While in later life Samuel Clemens went on to become a widely successful writer under the name Mark Twain, he never forgot his time by the river. Indeed, Mark Twain is a term taken from his days of piloting river craft. I whole-heartedly concur with the conclusion drawn in Madeline’s post, that Mark Twain’s experiences with nature and the Mississippi River had a huge impact on his later life and literature.
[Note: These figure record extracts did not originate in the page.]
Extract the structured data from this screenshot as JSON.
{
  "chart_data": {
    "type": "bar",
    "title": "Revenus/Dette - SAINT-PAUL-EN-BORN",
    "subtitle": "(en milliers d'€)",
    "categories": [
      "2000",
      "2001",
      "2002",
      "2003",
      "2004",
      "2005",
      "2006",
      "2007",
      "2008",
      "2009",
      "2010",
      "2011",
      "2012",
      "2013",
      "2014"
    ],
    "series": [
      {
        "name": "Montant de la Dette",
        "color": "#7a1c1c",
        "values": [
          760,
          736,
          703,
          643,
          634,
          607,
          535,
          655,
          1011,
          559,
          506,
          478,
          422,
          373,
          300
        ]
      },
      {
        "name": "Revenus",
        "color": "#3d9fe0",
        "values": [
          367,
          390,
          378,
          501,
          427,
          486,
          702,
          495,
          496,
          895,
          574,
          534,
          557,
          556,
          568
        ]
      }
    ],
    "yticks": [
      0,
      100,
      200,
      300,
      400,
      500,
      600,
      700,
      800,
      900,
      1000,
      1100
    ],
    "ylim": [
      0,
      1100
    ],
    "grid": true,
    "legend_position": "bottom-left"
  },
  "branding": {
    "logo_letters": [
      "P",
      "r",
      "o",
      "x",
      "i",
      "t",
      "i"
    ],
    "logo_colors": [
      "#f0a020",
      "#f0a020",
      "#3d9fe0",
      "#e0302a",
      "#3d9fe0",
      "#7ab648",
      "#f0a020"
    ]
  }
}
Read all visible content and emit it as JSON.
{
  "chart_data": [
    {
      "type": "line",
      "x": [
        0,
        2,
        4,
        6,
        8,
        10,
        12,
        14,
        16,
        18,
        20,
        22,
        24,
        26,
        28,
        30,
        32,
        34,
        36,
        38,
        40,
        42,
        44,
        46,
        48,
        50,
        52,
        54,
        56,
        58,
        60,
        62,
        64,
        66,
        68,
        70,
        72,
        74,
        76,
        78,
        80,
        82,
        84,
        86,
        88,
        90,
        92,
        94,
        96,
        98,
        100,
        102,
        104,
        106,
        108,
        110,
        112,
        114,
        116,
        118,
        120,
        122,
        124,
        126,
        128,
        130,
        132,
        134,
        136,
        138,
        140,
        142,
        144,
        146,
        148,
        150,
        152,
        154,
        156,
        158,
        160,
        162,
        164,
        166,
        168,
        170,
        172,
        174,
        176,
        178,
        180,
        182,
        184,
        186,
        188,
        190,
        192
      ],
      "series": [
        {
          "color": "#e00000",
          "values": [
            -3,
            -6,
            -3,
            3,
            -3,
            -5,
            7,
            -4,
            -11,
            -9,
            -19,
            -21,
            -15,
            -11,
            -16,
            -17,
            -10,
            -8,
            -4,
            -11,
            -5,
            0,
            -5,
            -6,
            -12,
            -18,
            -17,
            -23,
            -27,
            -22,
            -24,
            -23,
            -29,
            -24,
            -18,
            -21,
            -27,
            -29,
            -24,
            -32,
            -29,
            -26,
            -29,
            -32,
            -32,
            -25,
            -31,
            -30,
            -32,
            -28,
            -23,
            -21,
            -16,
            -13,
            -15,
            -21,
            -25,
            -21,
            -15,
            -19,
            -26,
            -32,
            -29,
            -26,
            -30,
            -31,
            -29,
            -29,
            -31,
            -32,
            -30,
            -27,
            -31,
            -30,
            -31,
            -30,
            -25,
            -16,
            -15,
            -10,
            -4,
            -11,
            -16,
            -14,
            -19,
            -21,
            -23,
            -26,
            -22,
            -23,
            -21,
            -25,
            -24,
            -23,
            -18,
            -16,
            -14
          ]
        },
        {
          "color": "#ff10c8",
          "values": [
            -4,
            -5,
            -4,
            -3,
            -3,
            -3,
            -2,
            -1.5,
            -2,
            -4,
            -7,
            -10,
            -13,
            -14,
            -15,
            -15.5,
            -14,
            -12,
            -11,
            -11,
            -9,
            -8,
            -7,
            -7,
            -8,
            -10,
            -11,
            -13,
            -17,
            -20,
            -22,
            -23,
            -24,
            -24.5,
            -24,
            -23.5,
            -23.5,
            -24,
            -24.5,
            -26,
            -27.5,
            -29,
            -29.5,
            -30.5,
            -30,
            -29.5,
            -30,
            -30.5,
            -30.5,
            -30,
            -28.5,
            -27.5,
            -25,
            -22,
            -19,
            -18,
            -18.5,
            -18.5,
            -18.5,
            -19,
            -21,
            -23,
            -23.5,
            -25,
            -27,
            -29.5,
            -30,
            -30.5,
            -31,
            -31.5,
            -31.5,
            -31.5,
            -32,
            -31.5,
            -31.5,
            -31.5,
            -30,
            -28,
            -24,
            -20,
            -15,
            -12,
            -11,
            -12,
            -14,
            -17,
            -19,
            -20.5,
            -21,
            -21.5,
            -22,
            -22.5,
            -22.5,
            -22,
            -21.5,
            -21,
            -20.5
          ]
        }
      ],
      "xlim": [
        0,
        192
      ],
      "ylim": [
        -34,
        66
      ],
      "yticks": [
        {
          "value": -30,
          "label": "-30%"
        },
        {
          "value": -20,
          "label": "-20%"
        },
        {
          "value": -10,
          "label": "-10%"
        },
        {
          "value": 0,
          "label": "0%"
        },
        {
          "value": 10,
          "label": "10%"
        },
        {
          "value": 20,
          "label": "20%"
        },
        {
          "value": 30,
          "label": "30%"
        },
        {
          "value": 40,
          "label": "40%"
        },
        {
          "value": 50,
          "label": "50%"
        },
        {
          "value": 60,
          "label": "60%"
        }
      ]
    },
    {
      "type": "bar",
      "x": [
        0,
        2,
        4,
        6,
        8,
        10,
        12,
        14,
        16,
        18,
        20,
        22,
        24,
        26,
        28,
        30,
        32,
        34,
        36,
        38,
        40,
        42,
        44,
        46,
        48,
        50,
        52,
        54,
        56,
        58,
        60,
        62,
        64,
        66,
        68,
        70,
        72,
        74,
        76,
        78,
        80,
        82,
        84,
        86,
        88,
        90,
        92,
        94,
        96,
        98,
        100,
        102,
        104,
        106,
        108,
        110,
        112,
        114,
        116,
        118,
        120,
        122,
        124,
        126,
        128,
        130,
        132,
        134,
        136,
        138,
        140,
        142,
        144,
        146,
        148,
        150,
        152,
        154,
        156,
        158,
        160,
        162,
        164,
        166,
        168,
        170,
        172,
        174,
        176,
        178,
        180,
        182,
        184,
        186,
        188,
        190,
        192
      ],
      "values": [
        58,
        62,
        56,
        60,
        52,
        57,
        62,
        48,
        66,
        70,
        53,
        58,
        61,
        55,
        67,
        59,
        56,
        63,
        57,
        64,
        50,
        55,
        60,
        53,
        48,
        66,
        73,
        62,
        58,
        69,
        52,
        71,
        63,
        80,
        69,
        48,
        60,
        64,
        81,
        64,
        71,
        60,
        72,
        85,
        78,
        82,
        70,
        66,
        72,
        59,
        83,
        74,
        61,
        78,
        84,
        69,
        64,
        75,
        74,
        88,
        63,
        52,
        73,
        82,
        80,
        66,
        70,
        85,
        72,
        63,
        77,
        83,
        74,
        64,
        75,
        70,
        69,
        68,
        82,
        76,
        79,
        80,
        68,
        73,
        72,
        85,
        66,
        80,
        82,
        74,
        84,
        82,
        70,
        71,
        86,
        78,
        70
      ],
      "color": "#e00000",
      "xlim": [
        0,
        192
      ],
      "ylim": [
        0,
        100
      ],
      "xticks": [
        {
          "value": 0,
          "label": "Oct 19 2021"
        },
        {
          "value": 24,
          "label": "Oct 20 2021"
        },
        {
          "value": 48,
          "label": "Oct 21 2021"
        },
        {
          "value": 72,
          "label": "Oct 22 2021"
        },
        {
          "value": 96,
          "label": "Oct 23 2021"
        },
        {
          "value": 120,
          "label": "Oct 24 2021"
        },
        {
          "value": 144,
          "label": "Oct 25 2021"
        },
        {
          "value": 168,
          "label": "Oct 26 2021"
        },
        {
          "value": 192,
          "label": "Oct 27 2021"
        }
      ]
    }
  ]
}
August 29, 2010 § 5 Comments
Passage: bottom of page 53 to top of page 55
In my opinion, in many of the interactions throughout Tom Sawyer nature is subservient to man. Take for example the start of chapter VII, in particular the portion on pages 53 through 55. In this excerpt Tom Sawyer uses a tick to assuage his boredom during class. Tom, finding himself unable to concentrate, gives up on it entirely when he remember that he has a tick stuff in his pocket. He is thankful for the distraction, and thinks of the tick only in terms of how it can profit him. While this line of thought might not be unsurprising for something like a tick, the same thought process is applied to many other animals and aspects of nature throughout the books. When he released the tick, it “glowed with gratitude” (pg 53) for its freeddom, but “it was premature” (53) because Tom proceed to guide and prod him with a pin. The tick is utterly at his mercy, used as a source of entertainment. Tom “exercises” the tick, forcing it to run to and fro. The choice of the word exercise in context shows how utterly Tom is in control of the tick. He is like a God to the tick, but not even a malicious one. He just merely views the tick as a lesser creature that is there for his amusement. He doesn’t even recognize what he is doing is tormenting the tick, he just does it because he is bored. His friend Joe Harper joins in and they make a game of running the tick ragged as it tries to escape them. They boys don’t even recognize the irony of what they are doing. Here they sit, angry over how they are trapped and forced to work when they want to be free. And what are they doing to pass the time? “Exercising the prisoner” (54).
This “harmless” fun reveals the way Tom and his compatriots view nature. From irreverent use of dead cats to beetles and other insects stored in pockets, Tom Sawyer merely sees nature as another toy to play with. The power rests with the people during the human-nature interactions of Tom Sawyer, and while the characters seem to have an appreciation for nature and what it gives them, there is never any doubt who is on top in the end.
Edit: Changed some stuff, added the irony part.